Adapun masalah pemotongan anggaran MBG dari Rp10.000 menjadi Rp8.000 mencerminkan kebijakan yang kontradiktif terhadap upaya pemerintah dalam meningkatkan ketahanan pangan dan kualitas kesehatan masyarakat. Di satu sisi, negara menargetkan perbaikan gizi, namun di sisi lain, pengurangan anggaran ini membatasi akses masyarakat miskin terhadap makanan berkualitas, sehingga mereka terdorong untuk mengonsumsi produk murah dengan nilai gizi rendah. “Langkah ini tidak hanya merugikan kelompok rentan, tetapi juga memperburuk ketimpangan gizi yang telah menjadi permasalahan struktural di Indonesia,” ujarnya.
Selain itu, implikasi jangka panjang dari kebijakan ini tidak bisa diabaikan. Data Bappenas 2023 menunjukkan kekurangan gizi di masa kanak-kanak berkontribusi pada penurunan IQ sebesar 10-15 poin, yang berdampak pada produktivitas tenaga kerja di masa depan. Pemangkasan anggaran MBG bukan hanya ancaman bagi kesehatan, tetapi juga bagi daya saing ekonomi nasional. Jika kualitas gizi tidak diperhatikan, Indonesia akan menghadapi generasi dengan kapasitas intelektual dan fisik yang lebih rendah, menghambat kemajuan SDM dalam jangka panjang.

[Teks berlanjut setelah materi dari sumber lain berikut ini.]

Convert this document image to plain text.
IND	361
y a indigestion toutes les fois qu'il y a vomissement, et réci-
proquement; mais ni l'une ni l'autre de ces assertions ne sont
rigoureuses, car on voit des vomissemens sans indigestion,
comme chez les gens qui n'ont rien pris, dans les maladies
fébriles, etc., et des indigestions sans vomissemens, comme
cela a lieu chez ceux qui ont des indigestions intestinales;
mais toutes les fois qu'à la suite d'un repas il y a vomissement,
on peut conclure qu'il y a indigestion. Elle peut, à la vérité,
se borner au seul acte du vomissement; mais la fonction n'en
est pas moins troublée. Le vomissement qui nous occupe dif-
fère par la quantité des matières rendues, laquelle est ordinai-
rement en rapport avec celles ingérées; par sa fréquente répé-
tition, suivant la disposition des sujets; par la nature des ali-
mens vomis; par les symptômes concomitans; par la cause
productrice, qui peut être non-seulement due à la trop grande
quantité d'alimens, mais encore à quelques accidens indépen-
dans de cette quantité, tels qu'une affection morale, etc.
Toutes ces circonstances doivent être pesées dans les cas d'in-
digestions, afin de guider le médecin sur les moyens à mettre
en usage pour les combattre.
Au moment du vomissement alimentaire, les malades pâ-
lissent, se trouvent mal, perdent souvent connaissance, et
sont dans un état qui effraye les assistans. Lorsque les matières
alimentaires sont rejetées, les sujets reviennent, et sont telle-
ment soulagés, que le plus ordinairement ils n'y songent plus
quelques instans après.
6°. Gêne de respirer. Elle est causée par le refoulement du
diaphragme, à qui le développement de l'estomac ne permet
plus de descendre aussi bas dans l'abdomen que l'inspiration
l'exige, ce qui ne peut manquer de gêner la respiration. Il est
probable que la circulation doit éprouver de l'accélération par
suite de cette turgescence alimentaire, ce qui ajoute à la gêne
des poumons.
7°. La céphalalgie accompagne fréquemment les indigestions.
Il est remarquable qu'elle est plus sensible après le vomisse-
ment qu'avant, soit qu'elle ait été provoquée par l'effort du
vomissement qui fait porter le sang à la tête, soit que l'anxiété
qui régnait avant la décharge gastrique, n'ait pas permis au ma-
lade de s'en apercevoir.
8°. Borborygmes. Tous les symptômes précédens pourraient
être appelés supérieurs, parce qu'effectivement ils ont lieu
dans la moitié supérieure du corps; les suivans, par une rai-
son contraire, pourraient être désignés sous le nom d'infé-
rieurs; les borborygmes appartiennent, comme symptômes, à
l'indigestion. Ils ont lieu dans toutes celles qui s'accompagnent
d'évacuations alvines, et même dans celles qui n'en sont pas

Sementara, indikasi adanya ketidakterbukaan dalam proses penunjukan SPPG menyoroti permasalahan struktural dalam tata kelola kebijakan publik. Transparansi bukan sekadar aspek administratif, tetapi fondasi utama dalam memastikan efektivitas program. Ketika mekanisme seleksi dilakukan secara tertutup, risiko nepotisme dan korupsi meningkat secara eksponensial, berimplikasi langsung pada menurunnya kualitas layanan dan inefisiensi penggunaan anggaran negara. Program pemenuhan gizi seharusnya berorientasi pada kesejahteraan masyarakat, bukan menjadi arena bagi kelompok tertentu untuk mengonsolidasikan kekuasaan ekonomi. (Obes/ Diana/Harris/Rizki)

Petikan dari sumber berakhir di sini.